NewsWhy some African fans are rooting against South Africa — and what is behind it
When Bafana Bafana lost their World Cup opener, much of the continent cheered for Mexico. Behind the unusual sight is a serious story about xenophobia, migration and a fractured African solidarity.
When South Africa lost their World Cup opener to Mexico, a strange thing happened across much of the continent: African fans cheered for the other side. It was not indifference to African football. It was a protest — anger at a wave of xenophobic violence inside South Africa's borders, spilling onto the world's biggest sporting stage.
The animosity has deep roots. South Africa has seen intermittent xenophobic violence since 2008, often targeting migrants from Zimbabwe, Mozambique, Malawi, Nigeria and Ghana. In recent years it has been driven by anti-immigrant movements such as Operation Dudula — "force out" in Zulu — and newer groups like March and March, which organise marches and raids and demand that foreign nationals prove their right to be in the country.
The latest wave was the most serious in years. Human Rights Watch documented attacks across Pretoria, Johannesburg and Durban in April and May 2026, just weeks before the World Cup, in which at least two Nigerian men died — one of them, the group said, beaten by soldiers, as Human Rights Watch reported. The African Commission on Human and Peoples' Rights condemned the violence.
Analysts trace the anger to South Africa's economic crisis. With unemployment above 43 per cent and some of the deepest inequality on earth, migrants have become scapegoats for joblessness, crime and failing public services — a charge that researchers say the evidence does not support, as Al Jazeera has explained.
The fallout has been continental. Kenya, Nigeria, Ghana, Zimbabwe, Malawi and Lesotho all issued warnings to citizens living in South Africa. Ghana raised the prospect of legal action in international courts, and Nigeria — which once championed the anti-apartheid struggle — began repatriating nationals, accusing Pretoria of failing to forcefully denounce the violence.
Football became the outlet. As Bafana Bafana returned to the World Cup, supporters across West, East and Southern Africa openly backed their opponents, some changing their social-media pictures to Mexican flags. It echoed the hostile, often half-empty stadiums South Africa has faced at recent Africa Cup of Nations tournaments, as African football writers have noted.
South Africa's leaders have tried to lower the temperature.

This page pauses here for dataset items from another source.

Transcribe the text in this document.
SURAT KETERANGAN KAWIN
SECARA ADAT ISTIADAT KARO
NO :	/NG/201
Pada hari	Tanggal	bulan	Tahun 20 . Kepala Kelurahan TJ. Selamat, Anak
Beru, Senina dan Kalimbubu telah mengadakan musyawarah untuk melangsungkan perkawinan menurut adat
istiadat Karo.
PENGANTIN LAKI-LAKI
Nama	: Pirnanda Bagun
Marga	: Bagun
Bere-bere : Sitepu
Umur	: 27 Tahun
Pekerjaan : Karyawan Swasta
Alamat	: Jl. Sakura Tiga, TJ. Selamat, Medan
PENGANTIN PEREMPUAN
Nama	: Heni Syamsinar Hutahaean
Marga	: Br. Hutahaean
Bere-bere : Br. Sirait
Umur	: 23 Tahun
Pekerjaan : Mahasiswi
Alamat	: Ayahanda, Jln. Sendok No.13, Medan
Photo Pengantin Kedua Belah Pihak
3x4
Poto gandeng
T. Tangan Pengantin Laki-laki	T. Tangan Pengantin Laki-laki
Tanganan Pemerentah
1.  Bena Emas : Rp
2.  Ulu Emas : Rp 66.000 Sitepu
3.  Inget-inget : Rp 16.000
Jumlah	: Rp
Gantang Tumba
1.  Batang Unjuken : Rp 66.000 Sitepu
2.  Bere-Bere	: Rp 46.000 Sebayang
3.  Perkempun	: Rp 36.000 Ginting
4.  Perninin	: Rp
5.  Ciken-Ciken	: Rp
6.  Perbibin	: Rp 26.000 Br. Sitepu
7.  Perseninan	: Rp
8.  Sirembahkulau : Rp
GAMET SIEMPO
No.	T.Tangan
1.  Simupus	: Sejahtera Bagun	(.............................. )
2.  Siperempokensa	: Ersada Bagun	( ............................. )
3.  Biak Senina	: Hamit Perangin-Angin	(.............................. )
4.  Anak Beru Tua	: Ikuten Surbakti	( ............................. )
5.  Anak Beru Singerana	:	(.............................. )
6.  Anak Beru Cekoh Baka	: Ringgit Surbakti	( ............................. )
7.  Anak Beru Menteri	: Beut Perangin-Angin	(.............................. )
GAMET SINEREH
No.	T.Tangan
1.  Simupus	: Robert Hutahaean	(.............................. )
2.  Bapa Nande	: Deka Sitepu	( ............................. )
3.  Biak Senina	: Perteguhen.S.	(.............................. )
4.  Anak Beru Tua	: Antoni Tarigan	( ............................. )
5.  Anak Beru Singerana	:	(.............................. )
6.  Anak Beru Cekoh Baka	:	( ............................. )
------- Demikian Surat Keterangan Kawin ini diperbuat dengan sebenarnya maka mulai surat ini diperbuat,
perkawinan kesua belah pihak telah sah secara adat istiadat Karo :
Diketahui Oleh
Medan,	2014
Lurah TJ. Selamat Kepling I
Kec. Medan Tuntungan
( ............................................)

President Cyril Ramaphosa said his government would act against the groups behind the violence — a pledge that landed only days before kick-off and was met with scepticism abroad — and separately urged South Africans to unite behind their team with a "one team, one nation" message echoing the 1995 Rugby World Cup, reported The Citizen.
It is an uncomfortable moment for African football. The World Cup is meant to be the continent's shared stage, a rare chance to rally behind one of its own. Instead, for many fans — including here in Kenya, whose own government warned its citizens — it has become a mirror for tensions that football cannot fix. The players in green and gold did not start this fight. But until the violence stops, their tournament will be played in its shadow.